I understand bitwise operations and how they might be useful for different purposes, e.g. permissions. However, I don't seem to understand what use the bit shift operators are. I understand how they work, but I can't think of any scenarios where I might want to use them unless I want to do some really quick multiplication or division. Are there any other reasons to use bit-shifting?
There are many reasons, here are some:
Let's say you represent a black and white image as a sequence of bits and you want to set a single pixel in this image generically. For example your byte offset may be x>>3 and your bit offset may be x & 0x7 and you can set that bit by: byte = byte | (1 << (x & 0x7));
Implementing data compression algorithms where you deal with variable length bit sequences, e.g. huffman coding.
You're are interacting with some hardware, e.g. a serial communication device, and you need to read or set some control bits.
For those and other reasons most processors have bit shift and/or rotation instructions as well as other logic instructions (and/or/xor/not).
Historically multiplication and division were significantly slower as they are more complex operations and some CPUs didn't have those at all.
Also see here:
Have you ever had to use bit shifting in real projects?
As you indicate, a left shift is the same thing as a multiplication by two. At least it is when we're talking about unsigned quantities. The meaning of a "left shift" of a signed quantity is ... language dependent.
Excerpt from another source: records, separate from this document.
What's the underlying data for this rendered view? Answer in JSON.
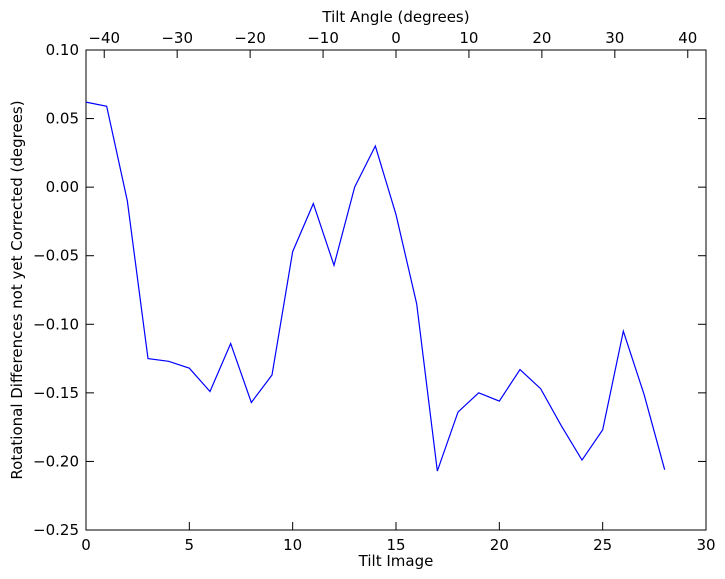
{
  "chart_data": {
    "type": "line",
    "xlabel": "Tilt Image",
    "ylabel": "Rotational Differences not yet Corrected (degrees)",
    "top_xlabel": "Tilt Angle (degrees)",
    "xlim": [
      0,
      30
    ],
    "ylim": [
      -0.25,
      0.1
    ],
    "top_xlim": [
      -42.5,
      42.5
    ],
    "x_ticks": [
      0,
      5,
      10,
      15,
      20,
      25,
      30
    ],
    "y_ticks": [
      -0.25,
      -0.2,
      -0.15,
      -0.1,
      -0.05,
      0.0,
      0.05,
      0.1
    ],
    "top_ticks": [
      -40,
      -30,
      -20,
      -10,
      0,
      10,
      20,
      30,
      40
    ],
    "x_tick_labels": [
      "0",
      "5",
      "10",
      "15",
      "20",
      "25",
      "30"
    ],
    "y_tick_labels": [
      "−0.25",
      "−0.20",
      "−0.15",
      "−0.10",
      "−0.05",
      "0.00",
      "0.05",
      "0.10"
    ],
    "top_tick_labels": [
      "−40",
      "−30",
      "−20",
      "−10",
      "0",
      "10",
      "20",
      "30",
      "40"
    ],
    "grid": false,
    "series": [
      {
        "color": "#0000ff",
        "x": [
          0,
          1,
          2,
          3,
          4,
          5,
          6,
          7,
          8,
          9,
          10,
          11,
          12,
          13,
          14,
          15,
          16,
          17,
          18,
          19,
          20,
          21,
          22,
          23,
          24,
          25,
          26,
          27,
          28
        ],
        "y": [
          0.062,
          0.059,
          -0.01,
          -0.125,
          -0.127,
          -0.132,
          -0.149,
          -0.114,
          -0.157,
          -0.137,
          -0.047,
          -0.012,
          -0.057,
          0.0,
          0.03,
          -0.02,
          -0.085,
          -0.207,
          -0.164,
          -0.15,
          -0.156,
          -0.133,
          -0.147,
          -0.174,
          -0.199,
          -0.177,
          -0.105,
          -0.151,
          -0.206
        ]
      }
    ]
  }
}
With modern compilers, there's really no difference between writing "i = x*2;" and "i = x << 1;" The compiler will generate the most efficient code. So in that sense there's no reason to prefer shift over multiply.
Some algorithms work by shifting a quantity left by one bit and then setting the low bit to either 0 or 1. Some simple compression algorithms work this way. For example, if your accumulated value is in the variable x, and the current value (0 or 1) is in y, then it makes more sense to write "x = (x << 1) | y", rather than "x = (x * 2) + y". Both do the same thing, but the first is more notationally correct. You don't have to think, "oh, right, multiply by two is the same as a left shift."
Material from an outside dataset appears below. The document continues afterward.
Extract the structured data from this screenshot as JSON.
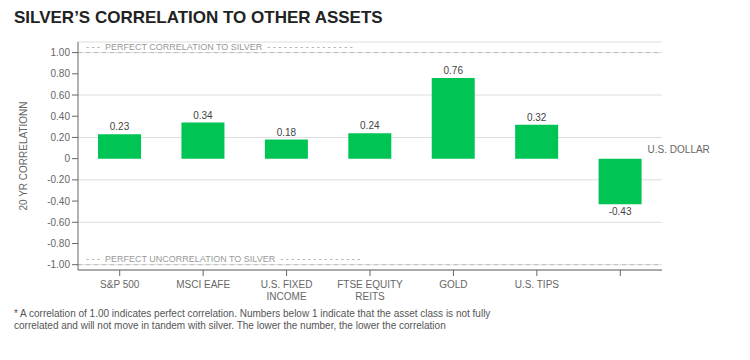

Also, when you're talking about algorithms that shift bits, it's more convenient to shift left or right by a particular number of bits than to figure out what multiple of 2 you want to multiply or divide by.
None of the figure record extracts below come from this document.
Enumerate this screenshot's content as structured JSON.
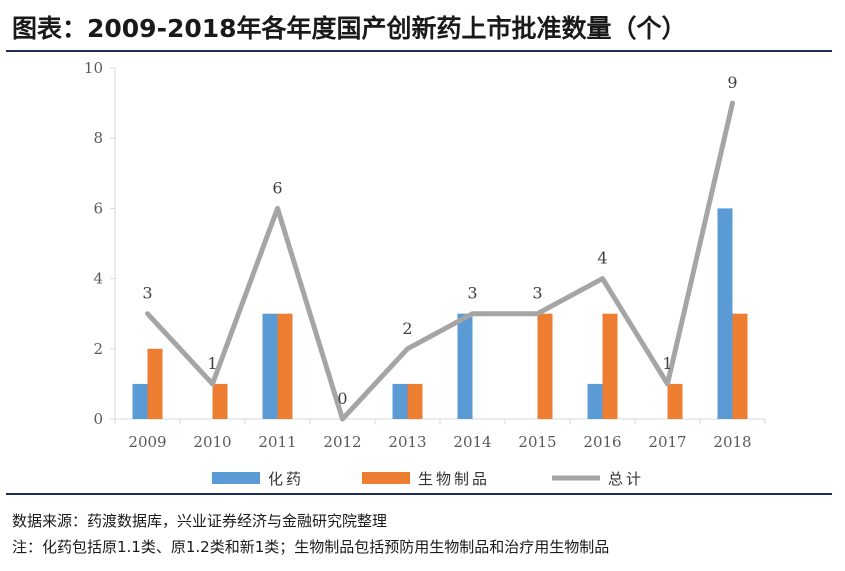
{
  "header": {
    "title": "图表：2009-2018年各年度国产创新药上市批准数量（个）"
  },
  "footer": {
    "source": "数据来源：药渡数据库，兴业证券经济与金融研究院整理",
    "note": "注：化药包括原1.1类、原1.2类和新1类；生物制品包括预防用生物制品和治疗用生物制品"
  },
  "colors": {
    "chemical": "#5B9BD5",
    "biological": "#ED7D31",
    "total": "#A5A5A5",
    "axis": "#D9D9D9"
  },
  "chart_data": {
    "type": "bar",
    "categories": [
      "2009",
      "2010",
      "2011",
      "2012",
      "2013",
      "2014",
      "2015",
      "2016",
      "2017",
      "2018"
    ],
    "series": [
      {
        "name": "化药",
        "type": "bar",
        "values": [
          1,
          0,
          3,
          0,
          1,
          3,
          0,
          1,
          0,
          6
        ]
      },
      {
        "name": "生物制品",
        "type": "bar",
        "values": [
          2,
          1,
          3,
          0,
          1,
          0,
          3,
          3,
          1,
          3
        ]
      },
      {
        "name": "总计",
        "type": "line",
        "values": [
          3,
          1,
          6,
          0,
          2,
          3,
          3,
          4,
          1,
          9
        ]
      }
    ],
    "yticks": [
      "0",
      "2",
      "4",
      "6",
      "8",
      "10"
    ],
    "ylim": [
      0,
      10
    ],
    "legend_position": "bottom",
    "grid": false,
    "data_labels_series": "总计"
  }
}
So, whereas there's typically no performance benefit to shifting rather than multiplying--at least not when working with high level languages--there are times when having the ability to shift makes what you're doing more easily understood.
There are lot of places where bit shift operations are regularly used outside of their usage in numerical computations. For example, Bitboard is a data structure that is commonly used in board games for board representation. Some of the strongest chess engines use this data structure mainly for speed and ease of move generation and evaluation. These programs use bit operations heavily and bit-shift operations specifically are used in a lot of contexts - such as finding bit masks, generating new moves on the board, computing logarithm very quickly, etc. There are even very advanced numerical computations that can be done elegantly by clever use of bit operations. Check out this site for bit twiddling hacks - a lot of those algorithms use shift operators. Bit shift operations are regularly used in device driver programming, codec development, embedded systems programming and so on.
Shifting allows accessing specific bits within a variable. The expression (n >> p) & ((1 << m) - 1) retrieves an m-bit portion of the variable n with an offset of p bits from the right.
This allows your program to use integers that aren't multiples of 8 bits, which is useful for data compression.
For example, I used it in my Netflix Prize programs to pack records (22-bit user ID + 15-bit movie ID + 12-bit date + 3-bit rating) into a uint64_t (with 12 bits to spare).
A very common special case is to pack 8 bool variables into each byte. (Unix file permissions, black-and-white bitmaps, CPU flags registers, etc.)
Also, bit manipulation is used in UTF-8, which is a very popular character encoding. Unicode characters are represented by distributing their bits across 1, 2, 3, or 4 bytes.